On se regarde. On consulte humblement Martin lui-même. Avec les suggestions du
bienveillant banquier, on convient que $200 pour chacun paraissent suffisants pour commencer. Rendez-vous fixé pour le lendemain soir.
Les hommes se retirent, échangent entre eux des
réflexions émues, se couchent tard, ne s'endorment bien que vers le matin, après avoir longtemps rêvé d'or les yeux ouverts.
Martin, lui, ne perd pas de temps. Il oublie sa
fatigue pour ne penser qu'à son avenir de banquier. A la faveur du petit jour, il creuse un trou, y roule son baril, le couvre de terre, le dissimule sous des touffes d'herbe soigneusement
placées, y transplante même un petit arbuste pour cacher toute trace.

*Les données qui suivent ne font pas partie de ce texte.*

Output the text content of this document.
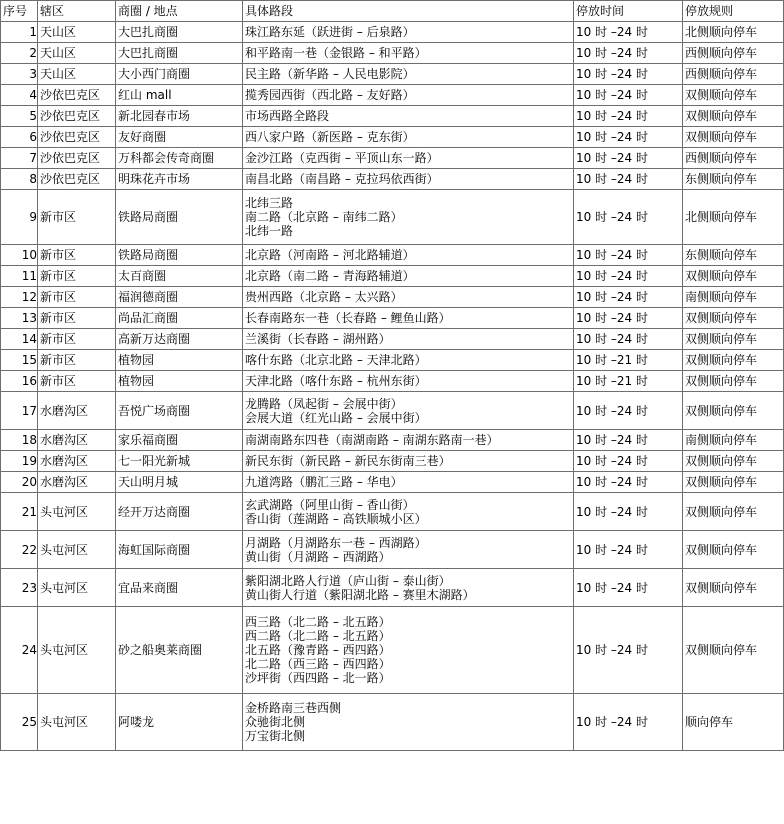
序号	辖区	商圈 / 地点	具体路段	停放时间	停放规则
1	天山区	大巴扎商圈	珠江路东延（跃进街 – 后泉路）	10 时 –24 时	北侧顺向停车
2	天山区	大巴扎商圈	和平路南一巷（金银路 – 和平路）	10 时 –24 时	西侧顺向停车
3	天山区	大小西门商圈	民主路（新华路 – 人民电影院）	10 时 –24 时	西侧顺向停车
4	沙依巴克区	红山 mall	揽秀园西街（西北路 – 友好路）	10 时 –24 时	双侧顺向停车
5	沙依巴克区	新北园春市场	市场西路全路段	10 时 –24 时	双侧顺向停车
6	沙依巴克区	友好商圈	西八家户路（新医路 – 克东街）	10 时 –24 时	双侧顺向停车
7	沙依巴克区	万科都会传奇商圈	金沙江路（克西街 – 平顶山东一路）	10 时 –24 时	西侧顺向停车
8	沙依巴克区	明珠花卉市场	南昌北路（南昌路 – 克拉玛依西街）	10 时 –24 时	东侧顺向停车
9	新市区	铁路局商圈	北纬三路
南二路（北京路 – 南纬二路）
北纬一路	10 时 –24 时	北侧顺向停车
10	新市区	铁路局商圈	北京路（河南路 – 河北路辅道）	10 时 –24 时	东侧顺向停车
11	新市区	太百商圈	北京路（南二路 – 青海路辅道）	10 时 –24 时	双侧顺向停车
12	新市区	福润德商圈	贵州西路（北京路 – 太兴路）	10 时 –24 时	南侧顺向停车
13	新市区	尚品汇商圈	长春南路东一巷（长春路 – 鲤鱼山路）	10 时 –24 时	双侧顺向停车
14	新市区	高新万达商圈	兰溪街（长春路 – 湖州路）	10 时 –24 时	双侧顺向停车
15	新市区	植物园	喀什东路（北京北路 – 天津北路）	10 时 –21 时	双侧顺向停车
16	新市区	植物园	天津北路（喀什东路 – 杭州东街）	10 时 –21 时	双侧顺向停车
17	水磨沟区	吾悦广场商圈	龙腾路（凤起街 – 会展中街）
会展大道（红光山路 – 会展中街）	10 时 –24 时	双侧顺向停车
18	水磨沟区	家乐福商圈	南湖南路东四巷（南湖南路 – 南湖东路南一巷）	10 时 –24 时	南侧顺向停车
19	水磨沟区	七一阳光新城	新民东街（新民路 – 新民东街南三巷）	10 时 –24 时	双侧顺向停车
20	水磨沟区	天山明月城	九道湾路（鹏汇三路 – 华电）	10 时 –24 时	双侧顺向停车
21	头屯河区	经开万达商圈	玄武湖路（阿里山街 – 香山街）
香山街（莲湖路 – 高铁顺城小区）	10 时 –24 时	双侧顺向停车
22	头屯河区	海虹国际商圈	月湖路（月湖路东一巷 – 西湖路）
黄山街（月湖路 – 西湖路）	10 时 –24 时	双侧顺向停车
23	头屯河区	宜品来商圈	紫阳湖北路人行道（庐山街 – 泰山街）
黄山街人行道（紫阳湖北路 – 赛里木湖路）	10 时 –24 时	双侧顺向停车
24	头屯河区	砂之船奥莱商圈	西三路（北二路 – 北五路）
西二路（北二路 – 北五路）
北五路（豫青路 – 西四路）
北二路（西三路 – 西四路）
沙坪街（西四路 – 北一路）	10 时 –24 时	双侧顺向停车
25	头屯河区	阿喽龙	金桥路南三巷西侧
众驰街北侧
万宝街北侧	10 时 –24 时	顺向停车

Puis, il met en œuvre sa petite presse, pour
imprimer mille billets d'un dollar. En voyant les billets sortir, tout neufs, de sa presse, il songe en lui même:
-"Comme ils sont faciles à faire, ces billets !
Ils tirent leur valeur des produits qu'ils vont servir à acheter. Sans produits, les billets ne vaudraient rien. Mes cinq naïfs de clients ne pensent pas à cela. Ils croient que c'est l'or qui
garantit les piastres. Je les tiens par leur ignorance !"
Le soir venu, les cinq arrivent en courant près
de Martin.
8. A qui l'argent frais fait?
Cinq piles de billets étaient là, sur la
table.
-"Avant de vous distribuer cet argent, dit le
banquier, il faut s'entendre.
"L'argent est basé sur l'or. L'or, placé dans la
voûte de ma banque, est à moi. Donc, l'argent est à moi... Oh! ne soyez pas tristes. Je vais vous prêter cet argent, et vous l'emploierez à votre gré. En attendant, je ne vous charge que
l'intérêt. Vu que l'argent est rare dans l'Ile, puisqu'il n'y en a pas du tout, je crois être raisonnable en demandant un petit intérêt de 8% seulement.
-"En effet, monsieur Martin, vous êtes très
généreux.
-"Un dernier point, mes amis. Les affaires sont
les affaires, même entre grands amis. Avant de toucher son argent, chacun de vous va signer ce document: c'est l'engagement par chacun de rembourser capital et intérêts, sous peine de
confiscation par moi de ses propriétés. Oh ! une simple garantie. Je ne tiens pas du tout à jamais avoir vos propriétés, je me contente d'argent. Je suis sûr que vous garderez vos biens et que
vous me rendrez l'argent.
-"C'est plein de bons sens, monsieur Martin.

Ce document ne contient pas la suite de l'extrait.